Réalisant qu’elle ne pourra pas échapper longtemps à tous ces seigneurs sanguins à ses trousses, Aliénor va repenser ce jeune Henri Plantagenet qu’elle avait tant apprécié à l’époque.
Moins d’un an plus tard en 1152 le mariage est célébré, Henri Plantagenet devient Henri II Roi d’Angleterre, et après avoir été Reine de France, Aliénor d’Aquitaine devient Reine d’Angleterre; rattachant au passage le puissant Duché d’Aquitaine au Royaume Anglais au grand désarroi des français.

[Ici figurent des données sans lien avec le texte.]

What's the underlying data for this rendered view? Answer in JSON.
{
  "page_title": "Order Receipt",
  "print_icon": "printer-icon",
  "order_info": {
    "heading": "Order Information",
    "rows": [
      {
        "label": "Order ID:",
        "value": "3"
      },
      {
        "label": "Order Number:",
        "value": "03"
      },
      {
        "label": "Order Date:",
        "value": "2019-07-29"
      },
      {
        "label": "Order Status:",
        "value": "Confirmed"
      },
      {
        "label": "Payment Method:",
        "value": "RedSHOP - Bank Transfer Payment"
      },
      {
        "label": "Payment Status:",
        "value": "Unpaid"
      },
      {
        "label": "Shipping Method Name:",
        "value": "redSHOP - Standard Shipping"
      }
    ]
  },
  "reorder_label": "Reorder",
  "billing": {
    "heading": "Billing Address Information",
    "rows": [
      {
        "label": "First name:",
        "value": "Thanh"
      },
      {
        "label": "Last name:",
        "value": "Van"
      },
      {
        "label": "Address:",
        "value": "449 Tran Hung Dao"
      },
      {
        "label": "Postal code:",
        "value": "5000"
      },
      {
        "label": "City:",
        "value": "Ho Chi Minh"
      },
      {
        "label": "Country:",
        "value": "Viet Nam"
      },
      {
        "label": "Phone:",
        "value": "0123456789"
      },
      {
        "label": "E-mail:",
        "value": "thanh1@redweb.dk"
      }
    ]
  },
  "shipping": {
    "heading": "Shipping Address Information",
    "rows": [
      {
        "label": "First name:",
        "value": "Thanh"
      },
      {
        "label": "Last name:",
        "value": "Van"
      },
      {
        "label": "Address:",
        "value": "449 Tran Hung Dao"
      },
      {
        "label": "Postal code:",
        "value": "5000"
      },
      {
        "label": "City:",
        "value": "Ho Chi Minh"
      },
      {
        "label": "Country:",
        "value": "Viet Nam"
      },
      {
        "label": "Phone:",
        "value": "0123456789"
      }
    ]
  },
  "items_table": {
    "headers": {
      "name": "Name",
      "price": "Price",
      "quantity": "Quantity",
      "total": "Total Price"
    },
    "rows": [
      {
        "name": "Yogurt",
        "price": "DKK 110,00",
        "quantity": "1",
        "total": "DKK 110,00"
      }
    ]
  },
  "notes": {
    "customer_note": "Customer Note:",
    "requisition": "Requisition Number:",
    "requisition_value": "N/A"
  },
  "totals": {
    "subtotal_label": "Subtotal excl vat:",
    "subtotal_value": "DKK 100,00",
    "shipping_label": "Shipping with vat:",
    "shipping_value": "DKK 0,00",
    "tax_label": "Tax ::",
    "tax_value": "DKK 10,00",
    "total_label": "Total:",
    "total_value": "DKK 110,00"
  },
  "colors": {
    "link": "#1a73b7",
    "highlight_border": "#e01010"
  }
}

Je vous laisse découvrir la suite, la belle va vivre encore une cinquantaine d’années (unique à l’époque ou l’espérance de vie est de trente ans) en régnant à la foi sur l’Angleterre et sur ses terres d’Aquitaine qu’elle va faire prospérer. Elle passera également le reste de sa vie à soutenir Richard son fils préféré, qui deviendra le célèbre roi Richard Cœur de Lion que l’on peut apercevoir, entres autres, dans Robin des Bois.
Au passage, c’est bien l’hyper présence anglaise en Aquitaine qui va être une des causes majeures de la Guerre de Cent Ans quelques siècles plus tard, nous verrons cela plus tard.
Et voilà, j’ai enfin pu rendre visite à ce personnage romanesque si moderne. Si vous passez en pays de Loire, entre Saumur et Chinon, vous pouvez toujours faire un crochet et aller saluer Alienor d’Aquitaine dans sa dernière demeure, à l’abbaye de Fontevraud.
Comme vous le savez peut-être, en Mai nous célèbrerons les 150 ans de la semaine sanglante de la Commune de Paris dont nous avions parlé dans l’article précédent, et surtout les 200 ans de la disparition de Napoléon Bonaparte.
Il y aura certainement matière à écrire deux trois trucs.
Bonne fin de weekend
N.
2 commentaires
contenu formidable, merci pour nous montrer.
Hey very interesting blog!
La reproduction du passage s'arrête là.